For commentary, click here and hereProfessor Jill Family analyzes the decision on SCOTUSblog.

 

4.    Deference to the BIA:  Kawashima v. Holder

    In Kawashima v. Holder,  the U.S. Supreme Court, in a majority (6-3) decision written by Justice Clarence Thomas, affirmed the Ninth Circuit's holding that a tax crime was an “aggravated felony” under the U.S. immigration laws subjecting an immigrant to removal.  Joined by Justices Breyer and Kagen, Justice Ginsburg dissented.

    The issue before the Court was whether that the convictions of Akio and Fusako Kawashima, natives of Japan who had been lawful permanent residents since 1984, for the filing, and aiding and abetting in filing, a false statement on a corporate tax return constituted “aggravated felonies,” thereby making them removable from the United States.  Engaging in a straight-forward analysis of the statutory language, the Court concluded that the crimes constituted "aggravated felonies" subjecting them to removal.

    At various times, the Supreme Court has applied the “rule of lenity” to interpret ambiguities in a deportation statute in favor of the noncitizen fighting deportation. Justice Thomas and the majority did not seem to see any ambiguities in the removal statute that warranted invocation of the rule of lenity.  In contrast, Justice Ginsburg in dissent relied on the rule of lenity as a basis for her interpretation of the statute in favor of the noncitizen.

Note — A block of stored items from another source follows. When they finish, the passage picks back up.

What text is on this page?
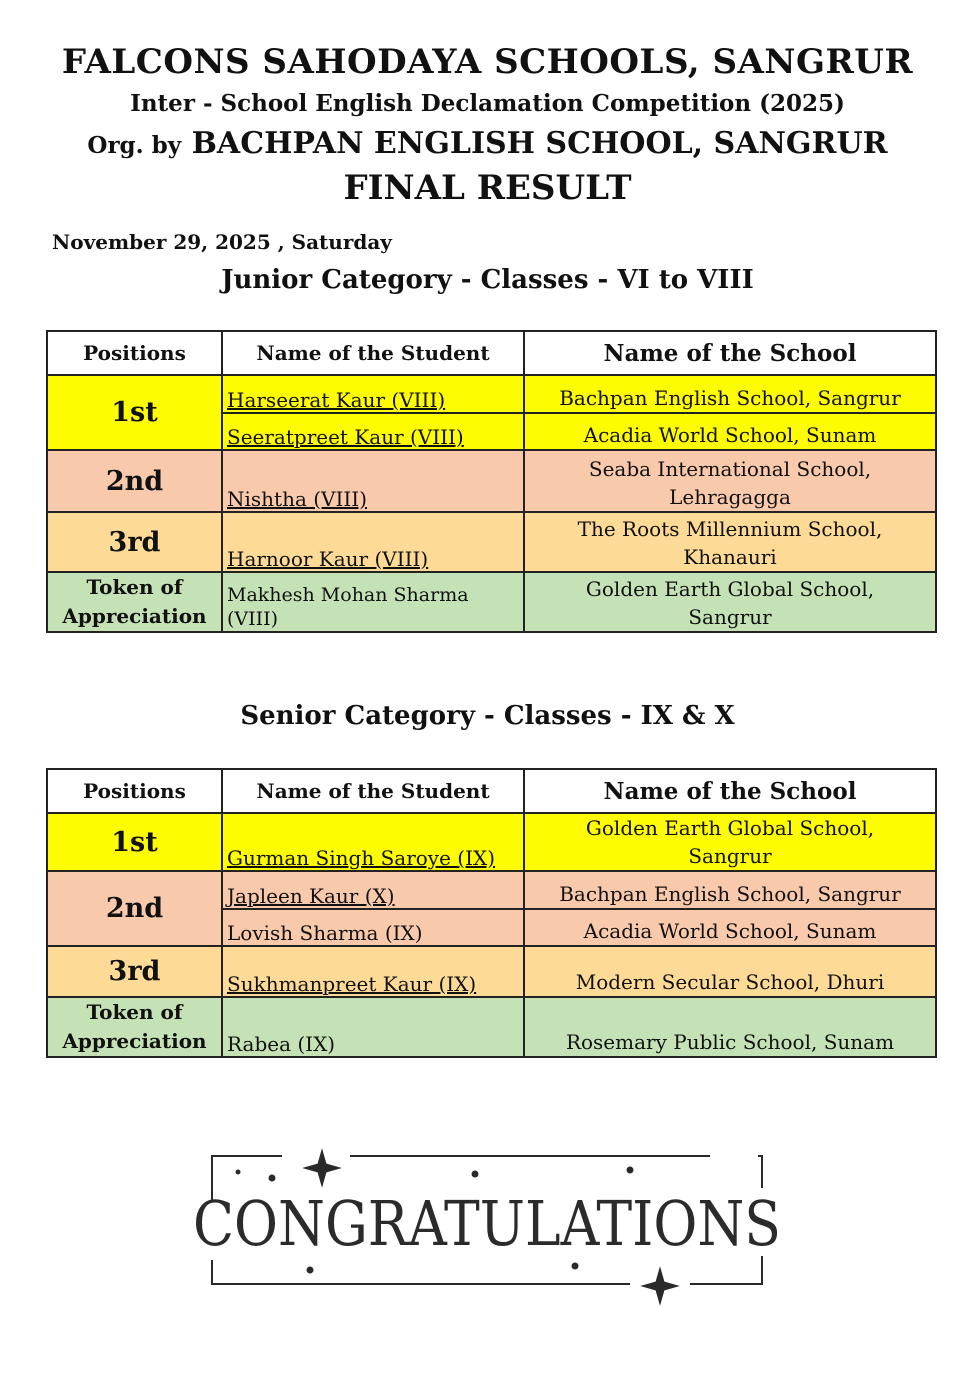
FALCONS SAHODAYA SCHOOLS, SANGRUR
Inter - School English Declamation Competition (2025)
Org. by BACHPAN ENGLISH SCHOOL, SANGRUR
FINAL RESULT
November 29, 2025 , Saturday
Junior Category - Classes - VI to VIII
Positions	Name of the Student	Name of the School
1st	Harseerat Kaur (VIII)	Bachpan English School, Sangrur
	Seeratpreet Kaur (VIII)	Acadia World School, Sunam
2nd	Nishtha (VIII)	Seaba International School,
Lehragagga
3rd	Harnoor Kaur (VIII)	The Roots Millennium School,
Khanauri
Token of
Appreciation	Makhesh Mohan Sharma (VIII)	Golden Earth Global School,
Sangrur
Senior Category - Classes - IX & X
Positions	Name of the Student	Name of the School
1st	Gurman Singh Saroye (IX)	Golden Earth Global School,
Sangrur
2nd	Japleen Kaur (X)	Bachpan English School, Sangrur
	Lovish Sharma (IX)	Acadia World School, Sunam
3rd	Sukhmanpreet Kaur (IX)	Modern Secular School, Dhuri
Token of
Appreciation	Rabea (IX)	Rosemary Public School, Sunam
CONGRATULATIONS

    In Kawashima v. Holder, the Court engaged, as often is the case in immigration cases, in a debate over statutory construction of the complex immigration laws. This is a run-of-the-mill statutory interpretation case. Justice Thomas focuses on the plain meaning of the statute and Justice Ginsburg reads more into the statutory text (and structure of two sub-sections).  As with the other decisions discussed in this post, I do not see this immigration case having much of an impact on immigration cases.   

    For commentary, click here.  A recap of the decision on SCOTUSBlog can be found here.

Conclusion   

    Nearly twenty years ago in Responding to the “Litigation Explosion”:  The Plain Meaning of Executive Branch Primacy Over Immigration, 71 North Carolina Law Review 413 (1993), I criticized a series of Supreme Court immigration decisions that applied ordinary principles of statutory construction and administrative law in the review of agency immigration decisions.  My claim was that, given the important life and liberty issues at stake in an immigration case, the courts should engage in more exacting judicial review of agency removal decisions.

    The Supreme Court obviously has not embraced my suggested approach. Nonetheless, the good news is that the Court is engaging in meaningful review of agency decisions and applying ordinary administrative law principles in that review, not blindly deferring to the Board of Immigration Appeals.  In terms of statutory interpretation, the Court is, as in other cases, focusing on the plain meaning of the text of the statute.  The immigration attorney should take to heart the Court’s devotion to rigorous statutory construction and expect ordinary – but not excessive – deference to the agency by the courts to the rulings of the BIA.

Comments

5/29/2012 10:55:58 AM #

It is good to know that at least the Court is engaging in meaningful review of agency decisions and applying ordinary administrative law principles in that review, not blindly deferring to the Board of Immigration Appeals.